Not so. It's all about converting matter into energy and vice versa. If you don't believe me, go ask the question somewhere else. Nobody will even mention the first law of thermodynamics.

Originally Posted by Tubbythin View Post
Energy is the quantity that is conserved due to the temporal invariance of the laws of physics. Momentum is the quantity that is conserved due to the spatial invariance of the laws of physics. Einstein showed the correct conservation equations for both these quantities in all inertial reference frames. The idea that one is somehow the very essence of a body while the other is not is just... well... silly.

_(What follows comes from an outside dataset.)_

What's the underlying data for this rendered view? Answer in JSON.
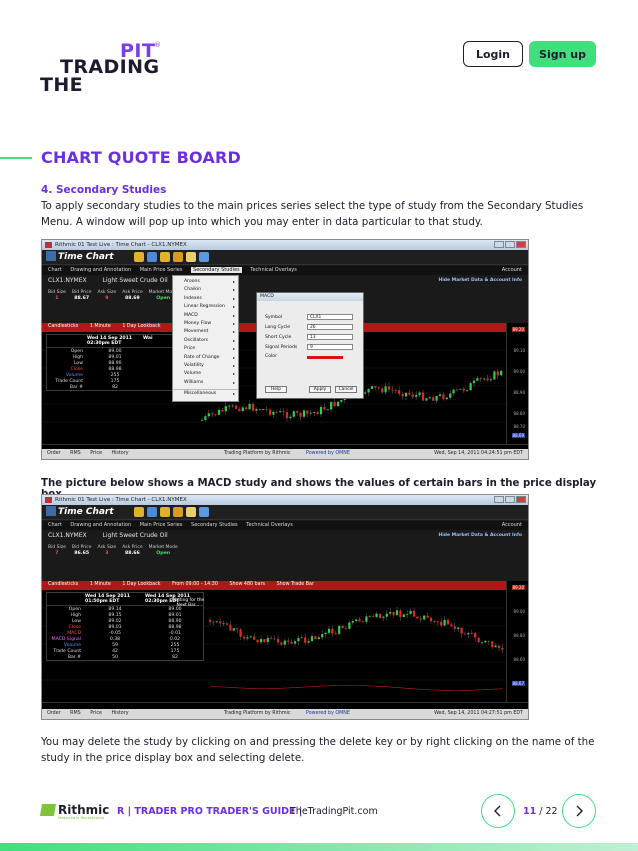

Energy and momentum aren't two different things. They're just two different aspects of the same thing. Think of a cannonball in space travelling at 1000m/s. Try stopping it in a second. You exert a constant opposing force. In the first tenth of a second it pushes you back a long way. In the next tenth it pushes you back a lesser distance, and so on. After 0.5 seconds the distance you've gone is less than the distance you're going to go. That's where the KE=˝mv˛ comes from. There's an integral in it, and it's a way of describing the stopping distance for a given force applied to a given "mass" moving at a given speed. Momentum however is a force x time measure. After 0.5 seconds you're halfway through the stopping time, so it's a linear p=mv. They're two different measures of something very real, not two different abstract quantities conserved by the invariant laws of physics. And like I said, it's called energy-momentum for a reason.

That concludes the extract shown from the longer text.